Moyed Abu, 28, a manager of OMG, a jeans store on 7th Avenue in New York, said he and two employees were in the store at the time of the blast. Abu said they assumed initially it was construction noise — but immediately saw dozens of people, though not everyone, running in both directions, Abu said.
“I saw that some people started to take pictures,” he said. “In this situation, it’s better to just leave! It’s not safe!”
The Chelsea explosion occurred about 11 hours after a pipe bomb exploded in a Jersey Shore garbage can, shortly before a scheduled charity 5K race to benefit Marines and Navy sailors. No one was hurt.

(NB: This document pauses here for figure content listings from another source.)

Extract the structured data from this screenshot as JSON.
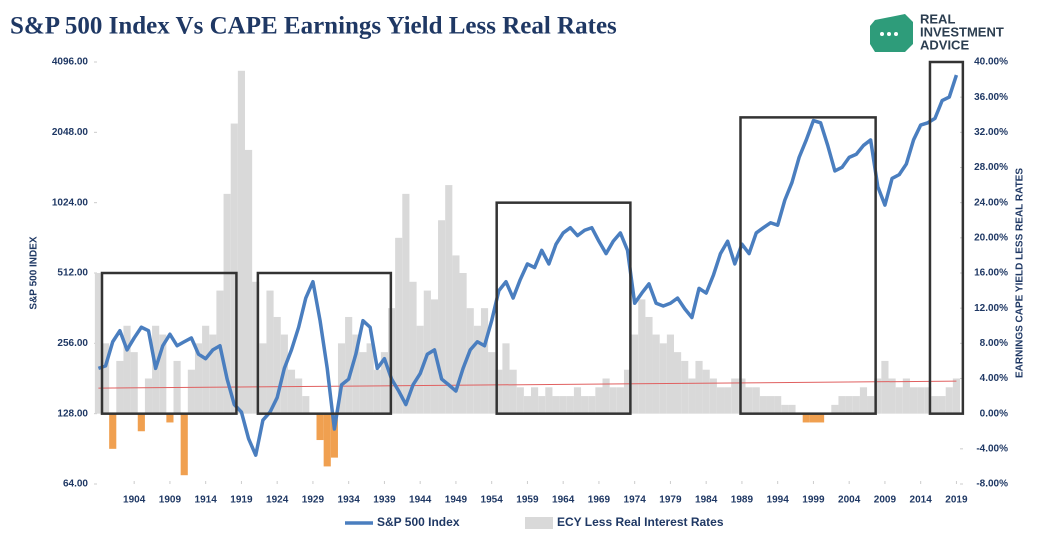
{
  "chart_data": {
    "type": "combo",
    "title": "S&P 500 Index Vs CAPE Earnings Yield Less Real Rates",
    "logo": [
      "REAL",
      "INVESTMENT",
      "ADVICE"
    ],
    "ylabel": "S&P 500 INDEX",
    "y2label": "EARNINGS CAPE YIELD LESS REAL RATES",
    "log_y": true,
    "xlim": [
      1898.8,
      2019.5
    ],
    "xticks": [
      1904,
      1909,
      1914,
      1919,
      1924,
      1929,
      1934,
      1939,
      1944,
      1949,
      1954,
      1959,
      1964,
      1969,
      1974,
      1979,
      1984,
      1989,
      1994,
      1999,
      2004,
      2009,
      2014,
      2019
    ],
    "ylim": [
      64,
      4096
    ],
    "yticks": [
      {
        "value": 64,
        "label": "64.00"
      },
      {
        "value": 128,
        "label": "128.00"
      },
      {
        "value": 256,
        "label": "256.00"
      },
      {
        "value": 512,
        "label": "512.00"
      },
      {
        "value": 1024,
        "label": "1024.00"
      },
      {
        "value": 2048,
        "label": "2048.00"
      },
      {
        "value": 4096,
        "label": "4096.00"
      }
    ],
    "y2lim": [
      -8,
      40
    ],
    "y2ticks": [
      {
        "value": -8,
        "label": "-8.00%"
      },
      {
        "value": -4,
        "label": "-4.00%"
      },
      {
        "value": 0,
        "label": "0.00%"
      },
      {
        "value": 4,
        "label": "4.00%"
      },
      {
        "value": 8,
        "label": "8.00%"
      },
      {
        "value": 12,
        "label": "12.00%"
      },
      {
        "value": 16,
        "label": "16.00%"
      },
      {
        "value": 20,
        "label": "20.00%"
      },
      {
        "value": 24,
        "label": "24.00%"
      },
      {
        "value": 28,
        "label": "28.00%"
      },
      {
        "value": 32,
        "label": "32.00%"
      },
      {
        "value": 36,
        "label": "36.00%"
      },
      {
        "value": 40,
        "label": "40.00%"
      }
    ],
    "grid": false,
    "x": [
      1899,
      1900,
      1901,
      1902,
      1903,
      1904,
      1905,
      1906,
      1907,
      1908,
      1909,
      1910,
      1911,
      1912,
      1913,
      1914,
      1915,
      1916,
      1917,
      1918,
      1919,
      1920,
      1921,
      1922,
      1923,
      1924,
      1925,
      1926,
      1927,
      1928,
      1929,
      1930,
      1931,
      1932,
      1933,
      1934,
      1935,
      1936,
      1937,
      1938,
      1939,
      1940,
      1941,
      1942,
      1943,
      1944,
      1945,
      1946,
      1947,
      1948,
      1949,
      1950,
      1951,
      1952,
      1953,
      1954,
      1955,
      1956,
      1957,
      1958,
      1959,
      1960,
      1961,
      1962,
      1963,
      1964,
      1965,
      1966,
      1967,
      1968,
      1969,
      1970,
      1971,
      1972,
      1973,
      1974,
      1975,
      1976,
      1977,
      1978,
      1979,
      1980,
      1981,
      1982,
      1983,
      1984,
      1985,
      1986,
      1987,
      1988,
      1989,
      1990,
      1991,
      1992,
      1993,
      1994,
      1995,
      1996,
      1997,
      1998,
      1999,
      2000,
      2001,
      2002,
      2003,
      2004,
      2005,
      2006,
      2007,
      2008,
      2009,
      2010,
      2011,
      2012,
      2013,
      2014,
      2015,
      2016,
      2017,
      2018,
      2019
    ],
    "series": [
      {
        "name": "S&P 500 Index",
        "kind": "line",
        "color": "#4a7ebf",
        "axis": "y",
        "values": [
          200,
          205,
          260,
          290,
          240,
          270,
          300,
          290,
          200,
          250,
          280,
          250,
          260,
          270,
          230,
          220,
          240,
          250,
          180,
          140,
          130,
          100,
          85,
          120,
          130,
          150,
          200,
          240,
          300,
          400,
          470,
          320,
          200,
          110,
          170,
          180,
          230,
          320,
          300,
          200,
          220,
          180,
          160,
          140,
          170,
          190,
          230,
          240,
          180,
          170,
          160,
          200,
          240,
          260,
          250,
          320,
          430,
          470,
          400,
          480,
          560,
          540,
          640,
          560,
          680,
          760,
          800,
          740,
          780,
          800,
          700,
          620,
          700,
          760,
          640,
          380,
          420,
          460,
          380,
          370,
          380,
          400,
          360,
          330,
          440,
          420,
          500,
          620,
          700,
          560,
          680,
          620,
          760,
          800,
          840,
          820,
          1050,
          1250,
          1600,
          1900,
          2300,
          2250,
          1800,
          1400,
          1450,
          1600,
          1650,
          1800,
          1900,
          1200,
          1000,
          1300,
          1350,
          1500,
          1900,
          2200,
          2250,
          2350,
          2800,
          2900,
          3600
        ]
      },
      {
        "name": "ECY Less Real Interest Rates",
        "kind": "bar",
        "color": "#d9d9d9",
        "negative_color": "#f0a050",
        "axis": "y2",
        "values": [
          16,
          8,
          -4,
          6,
          10,
          7,
          -2,
          4,
          10,
          9,
          -1,
          6,
          -7,
          5,
          8,
          10,
          9,
          14,
          25,
          33,
          39,
          30,
          15,
          8,
          14,
          11,
          9,
          5,
          4,
          2,
          0,
          -3,
          -6,
          -5,
          8,
          11,
          9,
          7,
          8,
          5,
          7,
          12,
          20,
          25,
          15,
          10,
          14,
          13,
          22,
          26,
          18,
          16,
          12,
          10,
          12,
          7,
          5,
          8,
          5,
          3,
          2,
          3,
          2,
          3,
          2,
          2,
          2,
          3,
          2,
          2,
          3,
          4,
          3,
          3,
          5,
          9,
          13,
          11,
          9,
          8,
          9,
          7,
          6,
          4,
          6,
          5,
          4,
          3,
          3,
          4,
          4,
          3,
          3,
          2,
          2,
          2,
          1,
          1,
          0,
          -1,
          -1,
          -1,
          0,
          1,
          2,
          2,
          2,
          3,
          2,
          4,
          6,
          4,
          3,
          4,
          3,
          3,
          3,
          2,
          2,
          3,
          4
        ]
      }
    ],
    "trendline": {
      "color": "#e06060",
      "x": [
        1899,
        2019
      ],
      "values": [
        2.9,
        3.7
      ]
    },
    "boxes": [
      {
        "x": [
          1899.5,
          1918.3
        ],
        "y": [
          0,
          16
        ]
      },
      {
        "x": [
          1921.3,
          1939.9
        ],
        "y": [
          0,
          16
        ]
      },
      {
        "x": [
          1954.7,
          1973.4
        ],
        "y": [
          0,
          24
        ]
      },
      {
        "x": [
          1988.8,
          2007.7
        ],
        "y": [
          0,
          33.7
        ]
      },
      {
        "x": [
          2015.3,
          2019.9
        ],
        "y": [
          0,
          40
        ]
      }
    ],
    "legend": "bottom"
  }
}
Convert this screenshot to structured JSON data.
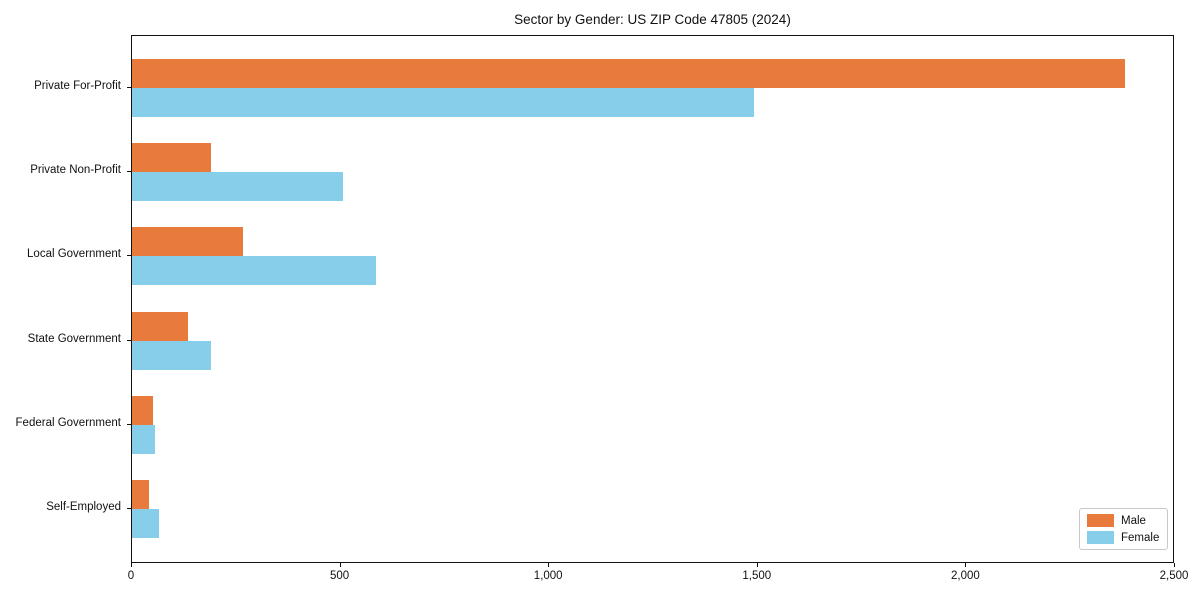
{
  "title": "Sector by Gender: US ZIP Code 47805 (2024)",
  "colors": {
    "male": "#E87A3C",
    "female": "#87CEEB",
    "axis": "#111111",
    "legend_border": "#c9c9c9",
    "background": "#ffffff"
  },
  "legend": {
    "items": [
      {
        "label": "Male",
        "color": "#E87A3C"
      },
      {
        "label": "Female",
        "color": "#87CEEB"
      }
    ],
    "position": "lower right"
  },
  "chart_data": {
    "type": "bar",
    "orientation": "horizontal",
    "title": "Sector by Gender: US ZIP Code 47805 (2024)",
    "categories": [
      "Private For-Profit",
      "Private Non-Profit",
      "Local Government",
      "State Government",
      "Federal Government",
      "Self-Employed"
    ],
    "series": [
      {
        "name": "Male",
        "color": "#E87A3C",
        "values": [
          2380,
          190,
          265,
          135,
          50,
          40
        ]
      },
      {
        "name": "Female",
        "color": "#87CEEB",
        "values": [
          1490,
          505,
          585,
          190,
          55,
          65
        ]
      }
    ],
    "xlabel": "",
    "ylabel": "",
    "xlim": [
      0,
      2500
    ],
    "xticks": [
      0,
      500,
      1000,
      1500,
      2000,
      2500
    ],
    "xtick_labels": [
      "0",
      "500",
      "1,000",
      "1,500",
      "2,000",
      "2,500"
    ],
    "grid": false,
    "legend_position": "lower right"
  }
}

Officials said that device, too, would be sent to the FBI lab in Quantico, though Cuomo noted the pipe bombs used in New Jersey “appear to be different” than those in New York.
New York Police Commissioner James O’Neill said officials would explore a possible connection between the two cases but noted, “At this point, there doesn’t appear to be one.”
Two law enforcement officials said residue of tannerite — used primarily for making exploding targets for firearms practice — was found in material that had detonated in New York. The explosive material found in New Jersey was a black powder.
The two officials said a cellphone was used to detonate the explosives in both New York and New Jersey.
In another incident Saturday night in Minnesota, a man who made reference to Allah and asked at least one person whether he or she were Muslim stabbed and wounded nine people inside a Minnesota mall. He was shot to death by an off-duty police officer. On Sunday, ISIL claimed that the attacker was “a soldier of the Islamic State” and “carried out the operation in response to calls to target the citizens of countries belonging to the crusader coalition.”
A law enforcement official said Sunday that officials were examining all the devices, reviewing surveillance footage and combing through social media. Another official said that there was no clear suspect as of Sunday afternoon but that the investigation was in its very early stages.
“Whoever placed these bombs, we will find, and they will be brought to justice,” Cuomo said.
Some New Yorkers, though, said they felt uneasy waiting. Leonard Glass, 55, who walked 20 blocks from the upper West Side of Manhattan to the site of the explosion early Sunday afternoon, said that no one had taken responsibility for the explosion made it worse.
“I hope this is something else,” he said. “Not terrorism.”